Planos pra um futuro? Seja ele próximo ou distante?
Planos, nossa, tenho mil. Mas todos eles, dependem de como aconteceram os planos que ainda estão sendo executados, Mas pra esclarecer um pouco mais, a volta para o Brasil não vai ser tão breve, e na volta pretendo criar com algumas pessoas projetos de artes visuais (fotografia e etc.) grátis em escolas do governo, mas isso não é tão simples, enfim, tenho vontade de compartilhar meu conhecimento gratuitamente.
Saudade. Será algum dia capaz de esquecer o que significa a palavra tão peculiar no vocabulário brasileiro?
Saudade, isso é um grande inimigo aqui, infelizmente na terra fria se você não congela um pouco seu coração você estará sempre doente. Eu simplesmente não posso sentir saudades, porque sentir saudades sozinho é muito diferente do que sentir saudade acompanhado, então pra quem vai é mais difícil do que para todos os outros que ficam, procuro não lembrar muito das pessoas que deixei, nao ficar com aquela coisa de contato sempre e sempre, preencher minha mente e ter muito foco no objetivos. Mas no fim, a saudade sempre te pega uma hora ou outra.
Cultura, arte... Qual o maior impacto entre a realidade do Brasil para a Europa?
Impacto? Essa pergunta da um artigo de 100 paginas, mas vamos resumir: o impacto é geral, primeiro que Londres uma cidade cosmopolita, aqui você encontra quase todas as raças do mundo dividindo o mesmo teto, de indianos a russos, de brasileiros a tailandeses, então você vê um pouco do mundo inteiro.

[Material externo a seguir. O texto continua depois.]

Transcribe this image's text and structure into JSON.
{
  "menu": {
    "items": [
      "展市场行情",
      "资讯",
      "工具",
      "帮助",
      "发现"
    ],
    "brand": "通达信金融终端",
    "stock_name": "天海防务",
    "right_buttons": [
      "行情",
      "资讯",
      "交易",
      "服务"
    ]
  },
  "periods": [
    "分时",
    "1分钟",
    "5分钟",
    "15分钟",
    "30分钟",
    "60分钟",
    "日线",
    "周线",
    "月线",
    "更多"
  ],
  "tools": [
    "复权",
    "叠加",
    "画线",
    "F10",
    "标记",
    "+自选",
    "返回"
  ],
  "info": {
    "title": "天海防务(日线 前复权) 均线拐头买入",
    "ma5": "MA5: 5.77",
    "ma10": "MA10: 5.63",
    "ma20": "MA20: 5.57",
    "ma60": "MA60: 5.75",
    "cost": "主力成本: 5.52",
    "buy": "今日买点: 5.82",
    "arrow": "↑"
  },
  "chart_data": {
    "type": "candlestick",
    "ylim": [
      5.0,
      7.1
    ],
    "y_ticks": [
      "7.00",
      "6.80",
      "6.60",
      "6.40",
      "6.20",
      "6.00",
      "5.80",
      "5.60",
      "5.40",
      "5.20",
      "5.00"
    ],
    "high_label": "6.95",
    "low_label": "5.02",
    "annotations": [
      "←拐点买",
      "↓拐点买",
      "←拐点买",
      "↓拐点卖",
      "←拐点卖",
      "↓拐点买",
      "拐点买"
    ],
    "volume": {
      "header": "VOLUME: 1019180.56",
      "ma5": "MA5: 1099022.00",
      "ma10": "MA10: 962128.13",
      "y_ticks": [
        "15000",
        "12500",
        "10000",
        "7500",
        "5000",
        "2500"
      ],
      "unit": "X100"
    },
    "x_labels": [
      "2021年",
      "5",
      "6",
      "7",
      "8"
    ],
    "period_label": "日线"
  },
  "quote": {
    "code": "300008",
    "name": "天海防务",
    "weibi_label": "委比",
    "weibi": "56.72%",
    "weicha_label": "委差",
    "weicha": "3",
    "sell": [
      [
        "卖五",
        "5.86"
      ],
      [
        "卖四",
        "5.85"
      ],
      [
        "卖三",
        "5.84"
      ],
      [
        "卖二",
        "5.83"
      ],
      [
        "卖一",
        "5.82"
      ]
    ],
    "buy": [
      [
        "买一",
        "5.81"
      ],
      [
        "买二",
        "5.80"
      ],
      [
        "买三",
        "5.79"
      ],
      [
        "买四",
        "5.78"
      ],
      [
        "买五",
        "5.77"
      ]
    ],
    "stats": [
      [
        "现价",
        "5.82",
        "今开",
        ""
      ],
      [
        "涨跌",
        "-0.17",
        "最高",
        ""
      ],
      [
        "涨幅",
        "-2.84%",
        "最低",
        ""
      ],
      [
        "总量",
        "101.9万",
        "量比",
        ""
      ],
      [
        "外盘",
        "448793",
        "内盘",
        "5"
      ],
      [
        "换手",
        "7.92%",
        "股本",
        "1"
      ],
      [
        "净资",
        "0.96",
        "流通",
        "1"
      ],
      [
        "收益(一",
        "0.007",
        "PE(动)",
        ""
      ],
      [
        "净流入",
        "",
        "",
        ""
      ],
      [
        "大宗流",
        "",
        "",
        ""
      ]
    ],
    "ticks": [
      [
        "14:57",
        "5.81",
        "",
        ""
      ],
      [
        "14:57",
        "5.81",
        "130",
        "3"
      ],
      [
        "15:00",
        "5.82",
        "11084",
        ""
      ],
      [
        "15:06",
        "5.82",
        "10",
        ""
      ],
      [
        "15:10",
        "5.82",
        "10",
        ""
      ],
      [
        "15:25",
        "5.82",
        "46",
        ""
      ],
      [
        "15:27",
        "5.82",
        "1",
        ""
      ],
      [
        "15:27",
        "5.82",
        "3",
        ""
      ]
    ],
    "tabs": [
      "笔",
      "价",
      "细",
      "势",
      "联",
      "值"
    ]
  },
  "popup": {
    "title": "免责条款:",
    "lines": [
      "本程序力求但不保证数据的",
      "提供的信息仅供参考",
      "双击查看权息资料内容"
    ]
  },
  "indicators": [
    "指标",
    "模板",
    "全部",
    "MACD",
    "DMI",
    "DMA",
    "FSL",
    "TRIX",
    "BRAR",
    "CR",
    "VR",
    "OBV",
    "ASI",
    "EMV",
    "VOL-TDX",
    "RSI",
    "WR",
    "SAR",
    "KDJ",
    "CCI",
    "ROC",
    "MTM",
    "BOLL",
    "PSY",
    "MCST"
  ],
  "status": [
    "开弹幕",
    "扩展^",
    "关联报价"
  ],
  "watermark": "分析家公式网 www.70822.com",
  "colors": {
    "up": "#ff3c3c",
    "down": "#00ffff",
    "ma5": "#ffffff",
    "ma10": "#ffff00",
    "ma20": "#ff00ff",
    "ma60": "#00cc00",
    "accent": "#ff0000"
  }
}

A própria Inglaterra, o fator Capital da Libra faz toda a diferença nesse tal impacto também, então Londres é uma cidade influenciada por milhares de culturas, alem da sua própria (inglesa) e todas de baixo de uma chuva de “pounds”, deixando mais claro, um brasileiro aqui pode ser diferente que no Brasil, o fator dinheiro implica muito numa cultura e percebesse isso quando passa alguns meses aqui e nota que em geral pessoas são iguais, mais as questões sociais tornam-as diferentes. Falar sobre impacto étnico em Londres é escrever livros e mais livros, pois é um assunto muito abrangente. Mas em geral adianto o seguinte: Londres não parece com o Brasil do mesmo jeito que preto não parece com branco, que água não parece com pedra, porém ao mesmo tempo as diferenças são formadas por pessoas que parecem diferentes, mas no fim são iguais...(risos) Não sei se isso vai ficar claro. Mas pra quem gosta de estudo étnico e sociologia vir pra Londres é quase fazer uma pós nisso.
Valeu ruivo pela entrevista! E boa sorte ai na cidade do Big Ben.